Escapou-nos por entre as mãos no tempo em que saiu, mas conseguimos agarrá-lo agora. É um milagre temporal, digamos assim: reúne o passado do experimentalismo kosmische alemão com uma moderna onda minimalista, etérea e sonhadora. Um disco próximo da perfeição!
Imagine-se uma mistura do que de melhor podemos retirar de uns Cluster, Neu! ou La Düsseldorf (sobretudo pensando nos icónicos sintetizadores bem carismáticos, quase poéticos dessas maravilhosas bandas dos anos 70) com as guitarras dançantes e sonhadoras de Manuel Göttsching e de Robert Fripp. É mais ou menos isso que encontramos em Always Already Here, de Jonas Munk & Nicklas Sørensen. Mas vamos por partes, para que se perceba melhor, no meio de tantos nomes já invocados, quem são os senhores que fazem esta dupla. Jonas Munk é um músico dinamarquês que se mexe nos meandros da eletrónica, da música ambiente, apaixonado por sons produzidos por vários tipos de software. Nicklas Sørensen é outro dinamarquês, guitarrista, conhecido por fazer parte de um trio de rock instrumental de nome Papir. Assim, feitas as muito sumárias apresentações, vamos ao que importa, vamos ao disco propriamente dito.
Tudo acontece em apenas cinco temas, que vão desde os três minutos e meio de duração (“Here”) a quase doze (“Time”). Cinco temas variados e ricos em nuances, embora se encaixem muito bem uns nos outros, criando um corpo uno e consistente. Quase todo instrumental, embora por vezes surjam coros quase celestiais, o álbum tem inúmeros pontos de interesse. Não se pense que se trata de música ambiental à maneira de muitos dos registos mais tranquilos e planantes de Brian Eno, por exemplo. Os nomes das bandas alemãs referidas no parágrafo anterior não deixam dúvidas sobre o que podemos ouvir e encontrar em Always Already Here, mas isso ainda é dizer pouco. Se é verdade que existe uma proximidade entre o que essas bandas faziam e o que fazem agora Jonas Munk e Nicklas Sørensen, também não é menos certo que os temas deste álbum obedecem a outros critérios, nem sempre rítmicos à la motorika (isso não há aqui, de facto), antes piscando o olho a um certo apelo a meio caminho entre a meditação e a dança (mais dentro da cabeça do que no sentido dance floor, se é que nos fazemos entender).

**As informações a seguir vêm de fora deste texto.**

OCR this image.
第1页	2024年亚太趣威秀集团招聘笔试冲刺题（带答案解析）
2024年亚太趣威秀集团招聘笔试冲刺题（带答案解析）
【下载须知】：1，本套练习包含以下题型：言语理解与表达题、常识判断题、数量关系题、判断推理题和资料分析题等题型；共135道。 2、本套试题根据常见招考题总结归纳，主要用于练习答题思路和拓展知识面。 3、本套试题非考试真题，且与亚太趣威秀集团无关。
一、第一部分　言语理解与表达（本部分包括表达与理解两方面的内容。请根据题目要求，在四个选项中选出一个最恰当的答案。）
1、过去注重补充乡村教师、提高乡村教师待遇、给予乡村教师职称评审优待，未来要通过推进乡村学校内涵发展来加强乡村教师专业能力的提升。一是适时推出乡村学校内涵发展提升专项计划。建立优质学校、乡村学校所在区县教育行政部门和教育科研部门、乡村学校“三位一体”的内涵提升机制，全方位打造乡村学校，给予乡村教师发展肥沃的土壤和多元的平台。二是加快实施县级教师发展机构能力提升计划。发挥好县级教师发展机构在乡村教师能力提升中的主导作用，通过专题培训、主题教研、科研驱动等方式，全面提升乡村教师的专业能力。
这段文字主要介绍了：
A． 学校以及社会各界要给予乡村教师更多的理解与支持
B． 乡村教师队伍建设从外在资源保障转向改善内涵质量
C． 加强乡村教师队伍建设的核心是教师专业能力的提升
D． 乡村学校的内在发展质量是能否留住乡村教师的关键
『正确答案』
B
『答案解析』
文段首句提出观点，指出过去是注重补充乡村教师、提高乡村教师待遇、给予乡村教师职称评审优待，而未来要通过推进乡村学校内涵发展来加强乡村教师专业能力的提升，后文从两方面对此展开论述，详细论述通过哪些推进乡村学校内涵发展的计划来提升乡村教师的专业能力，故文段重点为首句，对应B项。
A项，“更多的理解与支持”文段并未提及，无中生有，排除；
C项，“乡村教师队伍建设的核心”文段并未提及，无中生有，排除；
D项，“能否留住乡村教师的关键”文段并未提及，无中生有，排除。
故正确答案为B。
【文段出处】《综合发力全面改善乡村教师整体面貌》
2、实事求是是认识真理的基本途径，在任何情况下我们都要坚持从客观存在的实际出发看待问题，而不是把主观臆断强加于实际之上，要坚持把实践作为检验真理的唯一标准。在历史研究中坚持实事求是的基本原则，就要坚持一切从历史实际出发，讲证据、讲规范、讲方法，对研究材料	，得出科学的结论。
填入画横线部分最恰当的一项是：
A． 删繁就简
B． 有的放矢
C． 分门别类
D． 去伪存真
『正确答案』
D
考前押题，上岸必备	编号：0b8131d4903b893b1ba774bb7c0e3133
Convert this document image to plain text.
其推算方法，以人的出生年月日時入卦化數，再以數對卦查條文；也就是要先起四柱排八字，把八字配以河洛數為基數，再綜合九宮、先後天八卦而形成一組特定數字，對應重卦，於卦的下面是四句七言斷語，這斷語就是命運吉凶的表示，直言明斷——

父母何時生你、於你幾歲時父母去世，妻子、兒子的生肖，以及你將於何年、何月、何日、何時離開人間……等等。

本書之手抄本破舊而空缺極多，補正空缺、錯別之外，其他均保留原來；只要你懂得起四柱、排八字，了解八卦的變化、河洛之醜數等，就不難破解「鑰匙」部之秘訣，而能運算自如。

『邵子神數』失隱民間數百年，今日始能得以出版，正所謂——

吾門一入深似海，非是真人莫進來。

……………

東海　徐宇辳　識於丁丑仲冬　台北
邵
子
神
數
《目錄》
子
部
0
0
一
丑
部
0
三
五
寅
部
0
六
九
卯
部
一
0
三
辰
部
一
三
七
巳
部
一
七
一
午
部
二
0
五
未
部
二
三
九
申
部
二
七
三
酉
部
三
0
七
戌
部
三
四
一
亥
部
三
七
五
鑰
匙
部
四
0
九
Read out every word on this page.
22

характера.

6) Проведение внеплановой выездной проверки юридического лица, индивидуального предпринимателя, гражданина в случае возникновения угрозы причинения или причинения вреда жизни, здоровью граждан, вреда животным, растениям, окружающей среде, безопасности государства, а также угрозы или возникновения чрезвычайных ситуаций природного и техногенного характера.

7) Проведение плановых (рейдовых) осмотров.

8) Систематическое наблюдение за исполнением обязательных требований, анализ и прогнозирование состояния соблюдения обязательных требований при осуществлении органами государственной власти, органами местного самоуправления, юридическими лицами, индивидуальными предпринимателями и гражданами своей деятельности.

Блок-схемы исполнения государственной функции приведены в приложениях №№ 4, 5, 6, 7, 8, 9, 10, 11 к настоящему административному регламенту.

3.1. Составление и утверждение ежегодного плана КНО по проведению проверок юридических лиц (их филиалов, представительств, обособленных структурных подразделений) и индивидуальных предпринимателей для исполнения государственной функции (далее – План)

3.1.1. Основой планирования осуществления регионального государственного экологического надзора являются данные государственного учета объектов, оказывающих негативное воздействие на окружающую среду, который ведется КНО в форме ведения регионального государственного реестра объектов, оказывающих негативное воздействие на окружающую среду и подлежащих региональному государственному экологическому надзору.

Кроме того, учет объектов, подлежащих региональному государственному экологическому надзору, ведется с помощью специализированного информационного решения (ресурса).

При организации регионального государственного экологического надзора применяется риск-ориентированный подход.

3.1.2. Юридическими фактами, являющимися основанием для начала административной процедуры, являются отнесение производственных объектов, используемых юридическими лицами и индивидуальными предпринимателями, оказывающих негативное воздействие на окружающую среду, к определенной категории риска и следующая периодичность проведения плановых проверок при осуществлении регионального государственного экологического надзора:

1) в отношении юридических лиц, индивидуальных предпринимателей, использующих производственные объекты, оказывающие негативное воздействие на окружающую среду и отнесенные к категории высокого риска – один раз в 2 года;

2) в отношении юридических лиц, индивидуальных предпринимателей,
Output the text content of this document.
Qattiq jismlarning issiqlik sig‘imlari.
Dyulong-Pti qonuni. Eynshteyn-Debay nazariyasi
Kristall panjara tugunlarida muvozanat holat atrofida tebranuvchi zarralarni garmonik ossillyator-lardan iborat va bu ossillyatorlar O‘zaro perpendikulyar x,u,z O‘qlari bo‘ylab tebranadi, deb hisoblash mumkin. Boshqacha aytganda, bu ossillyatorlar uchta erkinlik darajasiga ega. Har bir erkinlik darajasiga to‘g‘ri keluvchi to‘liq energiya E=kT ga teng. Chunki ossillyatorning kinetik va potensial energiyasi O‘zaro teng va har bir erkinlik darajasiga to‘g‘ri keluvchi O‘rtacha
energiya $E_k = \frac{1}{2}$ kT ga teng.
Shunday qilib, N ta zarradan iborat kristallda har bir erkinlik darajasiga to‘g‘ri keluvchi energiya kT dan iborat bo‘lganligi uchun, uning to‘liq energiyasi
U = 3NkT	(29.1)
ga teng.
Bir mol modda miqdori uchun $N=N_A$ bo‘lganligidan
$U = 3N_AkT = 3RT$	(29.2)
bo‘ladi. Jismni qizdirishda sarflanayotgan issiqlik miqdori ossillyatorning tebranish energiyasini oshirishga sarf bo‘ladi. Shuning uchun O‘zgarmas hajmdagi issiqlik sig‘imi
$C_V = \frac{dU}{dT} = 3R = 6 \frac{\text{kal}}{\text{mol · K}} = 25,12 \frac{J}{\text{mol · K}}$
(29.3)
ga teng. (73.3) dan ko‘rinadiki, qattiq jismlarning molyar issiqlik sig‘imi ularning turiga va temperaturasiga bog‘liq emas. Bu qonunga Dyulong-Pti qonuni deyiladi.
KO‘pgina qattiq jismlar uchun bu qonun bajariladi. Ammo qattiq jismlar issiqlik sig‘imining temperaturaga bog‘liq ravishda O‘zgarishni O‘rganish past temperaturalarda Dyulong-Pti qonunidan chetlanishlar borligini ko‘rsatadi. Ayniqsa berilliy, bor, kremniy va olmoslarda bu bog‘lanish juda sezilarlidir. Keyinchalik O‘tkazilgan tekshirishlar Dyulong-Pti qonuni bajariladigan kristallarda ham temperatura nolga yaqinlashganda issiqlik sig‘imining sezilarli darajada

A faixa de abertura (“Shift”) é simplesmente magnífica, muito ear friendly, com guitarras bem cadenciadas e sintetizadores hipnotizantes. Em pouco menos de dez minutos, uma fonte torrencial e repetitiva em tons quase pop. Poderia ter o dobro do tempo (enfim, há sempre a hipótese do repeat, mas não é bem a mesma coisa) que ninguém se queixaria. Segue-se “Patterns”, e o ambiente é outro, bem distinto do primeiro. Loopings mecanizados são a base, até que surge (vai surgindo ao longo do tema) uma espécie de eco distante que vem em ondas, afastando-se e regressando, até aparecer a triunfante guitarra de Nicklas Sørensen. Um primor! A curtinha “Here” parece ser um momento de transição. É, de forma bastante clara, a composição que mais se aproxima de alguns dos temas míticos dos Neu!, por exemplo. Quem tiver conhecimento dos extraordinários Neu!, Neu!2 ou Neu! ’75 encontrará essas referências com facilidade. No entanto, na faixa seguinte, na magnética “Magnetic”, há ainda muito desse universo pioneiro traçado há quase cinco décadas pelas bandas dos irmãos Dinger, Klaus e Thomas. Uma faixa construída em plano abandono criativo. É a isso que soa, a um desprendimento controlado, a um deixar-se ir comedido e sem retorno. Voltar a ouvir o legado dos Neu! e dos La Düsseldorf é arrepiante. “Tide” termina Always Already Here da melhor maneira possível. A imagem que nos ocorre é a de uma noite escura e estrelada, onde centenas de pequenos astros dançam à nossa volta, libertando-nos a alma.
Always Already Here merece máxima atenção. É um álbum livre, para se ouvir sem constrangimentos ou submissões, sem máscaras covid que nos tolhem a plena respiração. Um disco inspirador, portanto.